The useful part is not the retro terminal joke. It is the amount of control. In the setup, users can adjust pixel frequency to define how large the generated symbols appear, then shape the source image first with contrast and gain controls before the symbol remapping happens. There is also an invert option, which is exactly the sort of small checkbox that turns an effect from “cute for ten seconds” into “actually usable for design work.” The result is a less fixed look, more luminance-driven abstraction.
Gradients, palettes, and letters instead of just symbols
The colour section appears to be more than a token palette dropdown. The effect includes multiple colour presets, but it also allows custom gradients, with individual points corresponding to separate symbols. That matters because it means the mapping is not only based on brightness, but can also be art-directed at the symbol-band level. If a preset gets close but not quite there, individual hues can be nudged without rebuilding the look from scratch.
There is also a letter-based variant that pushes the effect from ASCII cliché into proper retro motion-design territory. In that version, users can choose preset character groups such as alphabet, capital letters, numbers, patterns, round, orthogonal, diagonal, and more detailed sets. A custom mode accepts a user-defined nine-character string, and the font itself can be changed as well. Based on the walkthrough, monospaced or code-like fonts appear to be the most convincing choice, which will surprise nobody who has ever willingly opened a terminal window.

More than one workflow inside Resolve
The package is so split into several variants depending on where and how users want to work. Beyond the standard effect presets, there are custom Edit page and Fusion page versions for users who want to replace characters with their own shapes or icons. In the Edit page workflow, users can load external image files through loaders and map them across brightness levels. The recommendation in the demo is to arrange those assets from brightest to darkest, so the luminance translation stays predictable.
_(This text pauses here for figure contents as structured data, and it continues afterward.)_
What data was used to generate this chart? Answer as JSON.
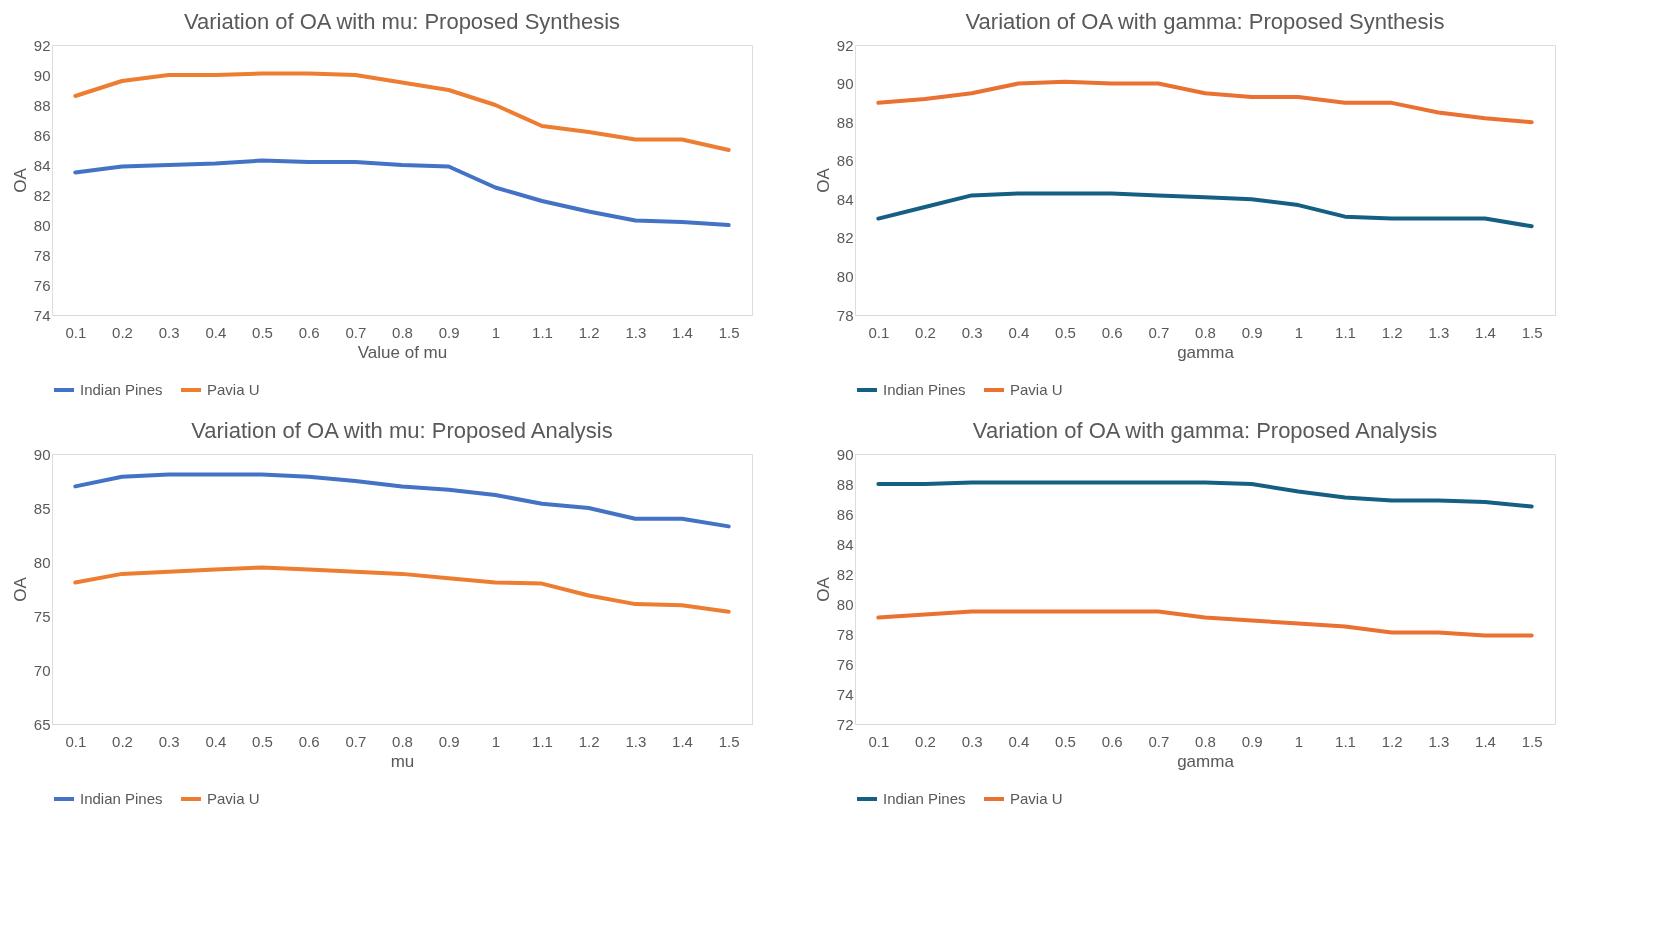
{
  "chart_data": [
    {
      "type": "line",
      "title": "Variation of OA with mu: Proposed Synthesis",
      "xlabel": "Value of mu",
      "ylabel": "OA",
      "categories": [
        "0.1",
        "0.2",
        "0.3",
        "0.4",
        "0.5",
        "0.6",
        "0.7",
        "0.8",
        "0.9",
        "1",
        "1.1",
        "1.2",
        "1.3",
        "1.4",
        "1.5"
      ],
      "ylim": [
        74,
        92
      ],
      "yticks": [
        74,
        76,
        78,
        80,
        82,
        84,
        86,
        88,
        90,
        92
      ],
      "grid": false,
      "legend": "bottom",
      "series": [
        {
          "name": "Indian Pines",
          "color": "#4472c4",
          "values": [
            83.5,
            83.9,
            84.0,
            84.1,
            84.3,
            84.2,
            84.2,
            84.0,
            83.9,
            82.5,
            81.6,
            80.9,
            80.3,
            80.2,
            80.0
          ]
        },
        {
          "name": "Pavia U",
          "color": "#ed7d31",
          "values": [
            88.6,
            89.6,
            90.0,
            90.0,
            90.1,
            90.1,
            90.0,
            89.5,
            89.0,
            88.0,
            86.6,
            86.2,
            85.7,
            85.7,
            85.0
          ]
        }
      ]
    },
    {
      "type": "line",
      "title": "Variation of OA with gamma: Proposed Synthesis",
      "xlabel": "gamma",
      "ylabel": "OA",
      "categories": [
        "0.1",
        "0.2",
        "0.3",
        "0.4",
        "0.5",
        "0.6",
        "0.7",
        "0.8",
        "0.9",
        "1",
        "1.1",
        "1.2",
        "1.3",
        "1.4",
        "1.5"
      ],
      "ylim": [
        78,
        92
      ],
      "yticks": [
        78,
        80,
        82,
        84,
        86,
        88,
        90,
        92
      ],
      "grid": false,
      "legend": "bottom",
      "series": [
        {
          "name": "Indian Pines",
          "color": "#156082",
          "values": [
            83.0,
            83.6,
            84.2,
            84.3,
            84.3,
            84.3,
            84.2,
            84.1,
            84.0,
            83.7,
            83.1,
            83.0,
            83.0,
            83.0,
            82.6
          ]
        },
        {
          "name": "Pavia U",
          "color": "#e97132",
          "values": [
            89.0,
            89.2,
            89.5,
            90.0,
            90.1,
            90.0,
            90.0,
            89.5,
            89.3,
            89.3,
            89.0,
            89.0,
            88.5,
            88.2,
            88.0
          ]
        }
      ]
    },
    {
      "type": "line",
      "title": "Variation of OA with mu: Proposed Analysis",
      "xlabel": "mu",
      "ylabel": "OA",
      "categories": [
        "0.1",
        "0.2",
        "0.3",
        "0.4",
        "0.5",
        "0.6",
        "0.7",
        "0.8",
        "0.9",
        "1",
        "1.1",
        "1.2",
        "1.3",
        "1.4",
        "1.5"
      ],
      "ylim": [
        65,
        90
      ],
      "yticks": [
        65,
        70,
        75,
        80,
        85,
        90
      ],
      "grid": false,
      "legend": "bottom",
      "series": [
        {
          "name": "Indian Pines",
          "color": "#4472c4",
          "values": [
            87.0,
            87.9,
            88.1,
            88.1,
            88.1,
            87.9,
            87.5,
            87.0,
            86.7,
            86.2,
            85.4,
            85.0,
            84.0,
            84.0,
            83.3
          ]
        },
        {
          "name": "Pavia U",
          "color": "#ed7d31",
          "values": [
            78.1,
            78.9,
            79.1,
            79.3,
            79.5,
            79.3,
            79.1,
            78.9,
            78.5,
            78.1,
            78.0,
            76.9,
            76.1,
            76.0,
            75.4
          ]
        }
      ]
    },
    {
      "type": "line",
      "title": "Variation of OA with gamma: Proposed Analysis",
      "xlabel": "gamma",
      "ylabel": "OA",
      "categories": [
        "0.1",
        "0.2",
        "0.3",
        "0.4",
        "0.5",
        "0.6",
        "0.7",
        "0.8",
        "0.9",
        "1",
        "1.1",
        "1.2",
        "1.3",
        "1.4",
        "1.5"
      ],
      "ylim": [
        72,
        90
      ],
      "yticks": [
        72,
        74,
        76,
        78,
        80,
        82,
        84,
        86,
        88,
        90
      ],
      "grid": false,
      "legend": "bottom",
      "series": [
        {
          "name": "Indian Pines",
          "color": "#156082",
          "values": [
            88.0,
            88.0,
            88.1,
            88.1,
            88.1,
            88.1,
            88.1,
            88.1,
            88.0,
            87.5,
            87.1,
            86.9,
            86.9,
            86.8,
            86.5
          ]
        },
        {
          "name": "Pavia U",
          "color": "#e97132",
          "values": [
            79.1,
            79.3,
            79.5,
            79.5,
            79.5,
            79.5,
            79.5,
            79.1,
            78.9,
            78.7,
            78.5,
            78.1,
            78.1,
            77.9,
            77.9
          ]
        }
      ]
    }
  ]
}
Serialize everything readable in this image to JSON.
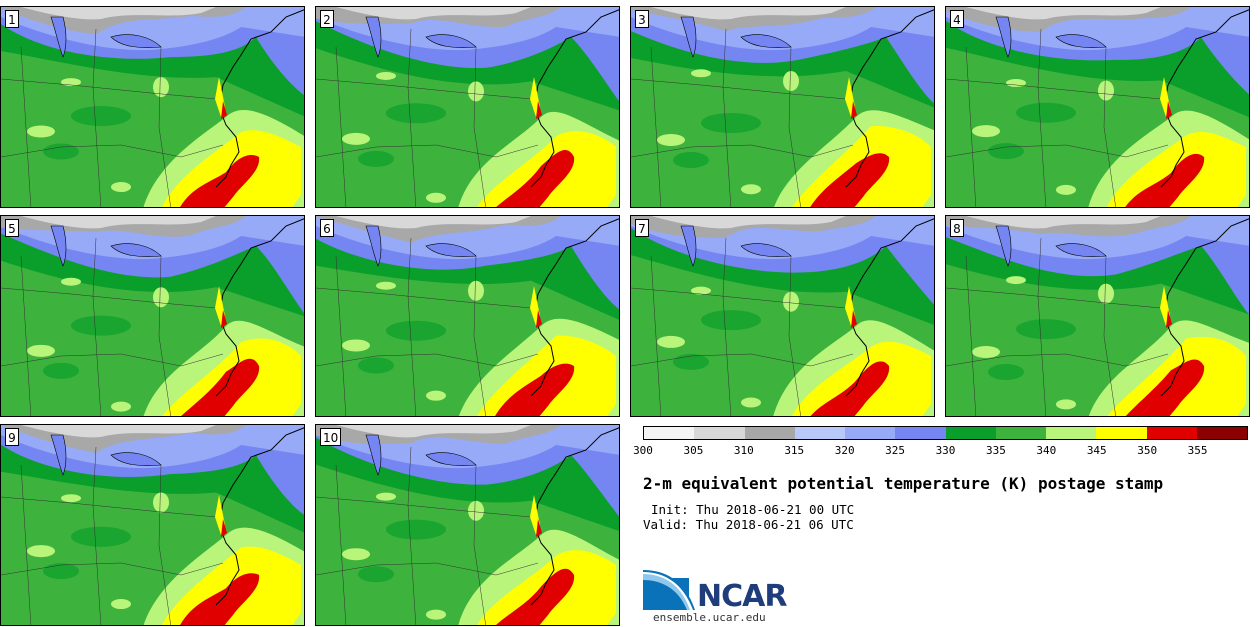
{
  "panels": [
    {
      "label": "1"
    },
    {
      "label": "2"
    },
    {
      "label": "3"
    },
    {
      "label": "4"
    },
    {
      "label": "5"
    },
    {
      "label": "6"
    },
    {
      "label": "7"
    },
    {
      "label": "8"
    },
    {
      "label": "9"
    },
    {
      "label": "10"
    }
  ],
  "colorbar": {
    "colors": [
      "#f4f4f4",
      "#d8d8d8",
      "#a8a8a8",
      "#b8c8f8",
      "#96aaf8",
      "#7586f2",
      "#0a9f2a",
      "#3db33d",
      "#b9f57a",
      "#ffff00",
      "#e00000",
      "#8b0000"
    ],
    "ticks": [
      "300",
      "305",
      "310",
      "315",
      "320",
      "325",
      "330",
      "335",
      "340",
      "345",
      "350",
      "355"
    ]
  },
  "title": "2-m equivalent potential temperature (K) postage stamp",
  "init": "Init: Thu 2018-06-21 00 UTC",
  "valid": "Valid: Thu 2018-06-21 06 UTC",
  "logo": {
    "name": "NCAR",
    "url_text": "ensemble.ucar.edu"
  }
}
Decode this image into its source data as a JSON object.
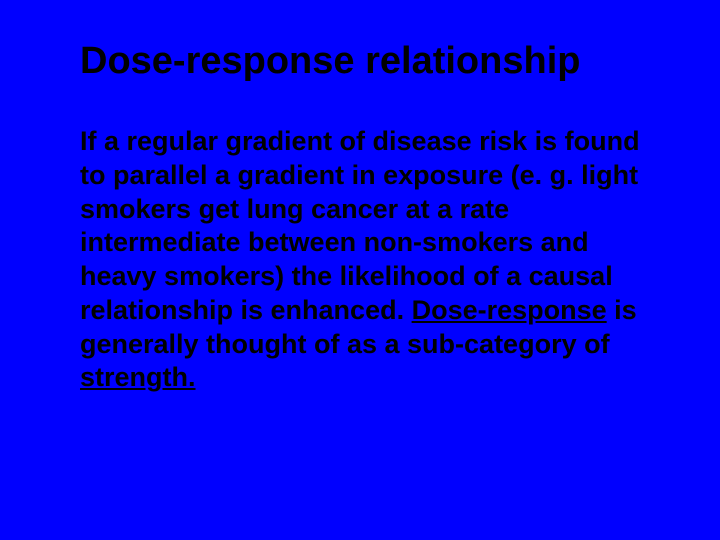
{
  "slide": {
    "title": "Dose-response relationship",
    "paragraph_part1": "If a regular gradient of disease risk is found to parallel a gradient in exposure (e. g. light smokers get lung cancer at a rate intermediate between non-smokers and heavy smokers) the likelihood of a causal relationship is enhanced.  ",
    "underlined1": "Dose-response",
    "paragraph_part2": " is generally thought of as a sub-category of ",
    "underlined2": "strength.",
    "background_color": "#0000ff",
    "text_color": "#000000",
    "title_fontsize": 38,
    "body_fontsize": 27,
    "font_weight": "bold"
  }
}
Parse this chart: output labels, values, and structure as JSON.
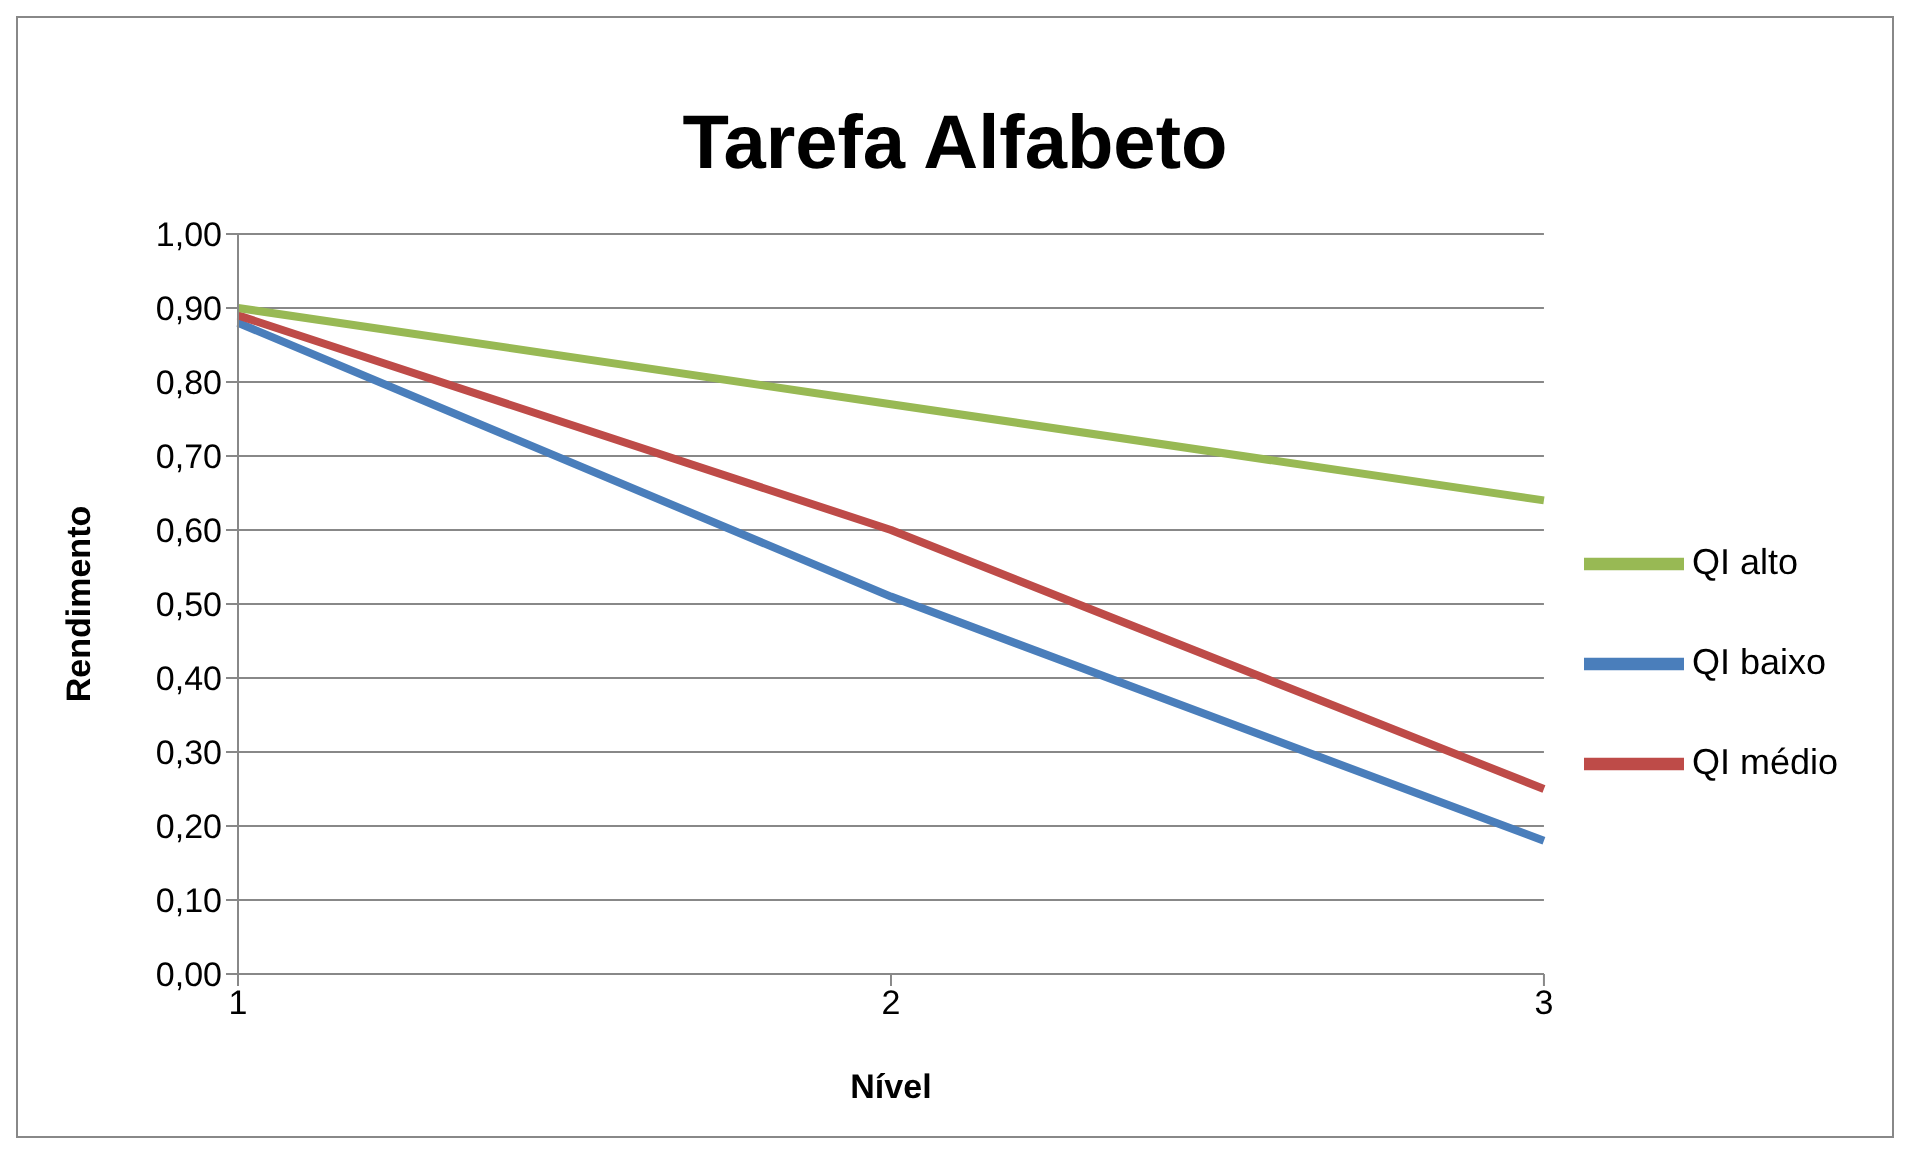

The Fusion-oriented version goes a step further. There, the source image is connected to the main input, while additional square graphics or text elements can be fed into the other inputs as replacement shapes. The creator recommends square assets, ideally around 100 by 100 pixels, to keep the setup responsive and avoid unnecessary lag.
The broader product line also includes an ASCII PRO Pack on Gumroad, listed from €9.90, while the free ASCII Resolve effect remains available as a separate download.